Hybrid corn is expensive for small farmers and less tolerant of drier climate conditions
CORDOBA, Argentina (AlertNet) - Scientists in Argentina are working side by side with small farmers to recover traditional maize varieties that could help them adapt to climate change but have been largely displaced by modern hybrids.
Maize is not just a staple food in this South American nation, but a major export. Argentina’s annual output of 22 million tonnes makes it the world’s fifth largest producer of the crop, and its second largest exporter.
But volume does not equate with diversity. The country’s more than 40 indigenous corn varieties have been jettisoned for hybrids – cross-bred plants that combine desirable characteristics - which now account for almost 99 percent of maize production. And that makes output vulnerable to changing climatic conditions.

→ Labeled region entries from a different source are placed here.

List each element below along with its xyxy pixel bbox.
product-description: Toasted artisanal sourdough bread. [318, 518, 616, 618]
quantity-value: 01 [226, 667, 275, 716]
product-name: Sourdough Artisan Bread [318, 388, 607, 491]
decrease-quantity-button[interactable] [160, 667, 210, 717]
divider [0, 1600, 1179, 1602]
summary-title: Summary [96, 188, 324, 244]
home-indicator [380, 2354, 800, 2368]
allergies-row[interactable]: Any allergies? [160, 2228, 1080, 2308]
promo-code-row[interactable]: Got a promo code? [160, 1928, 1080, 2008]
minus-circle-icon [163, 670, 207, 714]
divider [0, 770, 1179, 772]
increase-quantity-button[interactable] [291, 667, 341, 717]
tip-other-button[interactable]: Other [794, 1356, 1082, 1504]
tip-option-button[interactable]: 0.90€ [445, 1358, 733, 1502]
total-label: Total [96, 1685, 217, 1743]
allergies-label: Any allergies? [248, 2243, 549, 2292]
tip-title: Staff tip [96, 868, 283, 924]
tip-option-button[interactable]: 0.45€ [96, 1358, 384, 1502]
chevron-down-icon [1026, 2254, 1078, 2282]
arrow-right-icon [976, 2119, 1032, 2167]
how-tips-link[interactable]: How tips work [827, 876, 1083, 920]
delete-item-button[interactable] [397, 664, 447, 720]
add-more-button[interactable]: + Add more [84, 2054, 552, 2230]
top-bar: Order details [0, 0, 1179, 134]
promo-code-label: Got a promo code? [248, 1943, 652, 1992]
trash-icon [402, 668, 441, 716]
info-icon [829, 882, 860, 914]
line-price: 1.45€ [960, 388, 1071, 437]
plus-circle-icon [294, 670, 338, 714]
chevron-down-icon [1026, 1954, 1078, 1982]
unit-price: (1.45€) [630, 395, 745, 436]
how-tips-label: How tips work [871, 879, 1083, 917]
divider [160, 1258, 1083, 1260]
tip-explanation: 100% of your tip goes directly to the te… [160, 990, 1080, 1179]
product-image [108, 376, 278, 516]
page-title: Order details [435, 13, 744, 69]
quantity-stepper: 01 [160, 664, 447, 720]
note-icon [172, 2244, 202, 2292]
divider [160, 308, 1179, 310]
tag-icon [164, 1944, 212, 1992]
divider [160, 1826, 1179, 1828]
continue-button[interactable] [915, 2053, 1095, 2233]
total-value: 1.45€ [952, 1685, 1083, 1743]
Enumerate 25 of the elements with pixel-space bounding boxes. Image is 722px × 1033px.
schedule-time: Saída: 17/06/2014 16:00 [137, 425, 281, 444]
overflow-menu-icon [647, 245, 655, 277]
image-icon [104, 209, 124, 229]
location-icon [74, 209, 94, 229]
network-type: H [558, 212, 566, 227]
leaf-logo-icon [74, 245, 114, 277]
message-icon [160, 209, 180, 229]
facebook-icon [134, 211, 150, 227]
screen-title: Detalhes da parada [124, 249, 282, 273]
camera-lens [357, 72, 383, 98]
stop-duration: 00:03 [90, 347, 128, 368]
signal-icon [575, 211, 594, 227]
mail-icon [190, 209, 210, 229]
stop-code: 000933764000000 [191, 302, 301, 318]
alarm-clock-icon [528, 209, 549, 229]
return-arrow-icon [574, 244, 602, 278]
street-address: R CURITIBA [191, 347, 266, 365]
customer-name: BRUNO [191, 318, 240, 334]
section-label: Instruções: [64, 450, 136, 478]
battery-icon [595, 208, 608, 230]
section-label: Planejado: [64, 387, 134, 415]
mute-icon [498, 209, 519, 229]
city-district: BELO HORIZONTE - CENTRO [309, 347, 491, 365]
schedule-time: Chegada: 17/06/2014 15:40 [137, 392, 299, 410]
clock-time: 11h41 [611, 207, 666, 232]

“Native cultivars have been replaced by hybrid crops because (hybrids) have better yield, performance, stability and are more resistant to certain diseases,” explains Guillermo Eyherabide, coordinator of the grain programme at the National Agricultural Technology Institute (INTA).
These advantages may not persist, however, as global warming affects Argentina’s environment. Hybrids thrive less in the dry conditions that are increasingly affecting the country, and soil changes caused by deforestation also pose a challenge.
“Semi-arid (land) and drylands are progressing faster than genetics,” says María Cristina Nazar, director of the special maize programme at the National University of Córdoba. “I believe hybrids will not be able to grow beyond the most fertile lands.”
Nazar and her team are working to improve and propagate native varieties of maize. Their broader genetic substrate (underlying material) makes them more adaptable to degraded soils and weather variations than hybrids, she says.
Experts say some native varieties may also be well suited to dealing with climate change in the longer term. According to Eyherabide, preserving genetic resources may eventually help mitigate problems linked with shifting rainfall patterns and temperatures, or extreme weather events.
“There are changes in the relative importance of pathologies and pests affecting crops,” he explains. “Local varieties, preserved in gene banks, may have genes conferring tolerance or resistance to these factors that are likely to be modified as a result of climate change.”
COOKING AND SCHOOLS
Understanding the advantages of traditional maize varieties is one thing, but getting people to grow and consume them is another. Nazar and her team set up their maize programme in 2009 to tackle the decline in traditional knowledge about preparing maize as a foodstuff.
“We observed that, when mothers and grandmothers started working outside the house to increase the family’s income, the knowledge of how to prepare food such as polenta or porridge was lost with their absence,” says Nazar.
Her programme is also promoting traditional maize varieties to high-school students by providing seeds to start corn cultivation in school orchards. The schools involved are located in the northern part of Córdoba province - its driest and poorest areas, where in past decades maize cultivation has been replaced by transgenic soy bean production.
“We are trying to reintroduce maize crops again in this area and to encourage its preparation,” says Nazar.
Several varieties of seed, including purple, white and red corn, as well as pop corn and pigeon corn, are offered to the schools at no cost. Students are educated about the health benefits and affordability of traditional varieties. For the coming year, they are preparing a cookbook with traditional maize recipes which will be distributed free in the province.
Apart from motivating families to use more maize in their cooking, Nazar and her team are also targeting small regional producers.
“We are trying to incentivise small farms to plant 10 to 20 hectares” (25 to 50 acres), thereby slowly reinserting different corn cultivars into the regional market, she says.
Nazar does not expect many regional producers to switch over completely to non-hybrid maize crops, but her team is also working with local peasants to promote the initiative.
Daniel Alonso has a small farm in the province of Buenos Aires, south of Córdoba. He belongs to a farmers’ association that promotes an agro-ecological model, using no pesticides, hybrid seeds or synthetic fertilisers.
Alonso explains that non-hybrid maize plantations yield only 60 to 70 percent as much as a hybrid crop, but that does not necessarily mean traditional varieties generate less of a profit.
Hybrid seeds are sold by private companies along with a technological package including synthetic fertilisers and pesticides. Farmers cannot obtain seeds from hybrid maize, so they must buy the package each year, at a cost of up to half their crop’s revenues.
According to Alonso, this makes a non-hybrid model more cost-effective for small farms with 2 to 100 hectares (5 to 250 acres) of land.
For Alonso, growing traditional maize varieties makes environmental as well as economic sense. To maintain soil productivity, he rotates crops and designates sections of land for livestock grazing, which helps keep the soil stable and fertile without using chemicals.
“I’m working like my great-grandfather did in the 19th century, except he used oxen and I work with a tractor,” says Alonso. “In the end (it) is more profitable than using the technological package.”
Although many producers are reluctant to swap maize varieties, Eyherabide believes Argentina’s traditional cultivars may still have a chance in the market.
“Local varieties have strategic value, and there are small market niches looking for certain qualities, where these native varieties may be profitable,” he says.
Ana Belluscio is based in Buenos Aires, and writes on science and environmental issues across the region.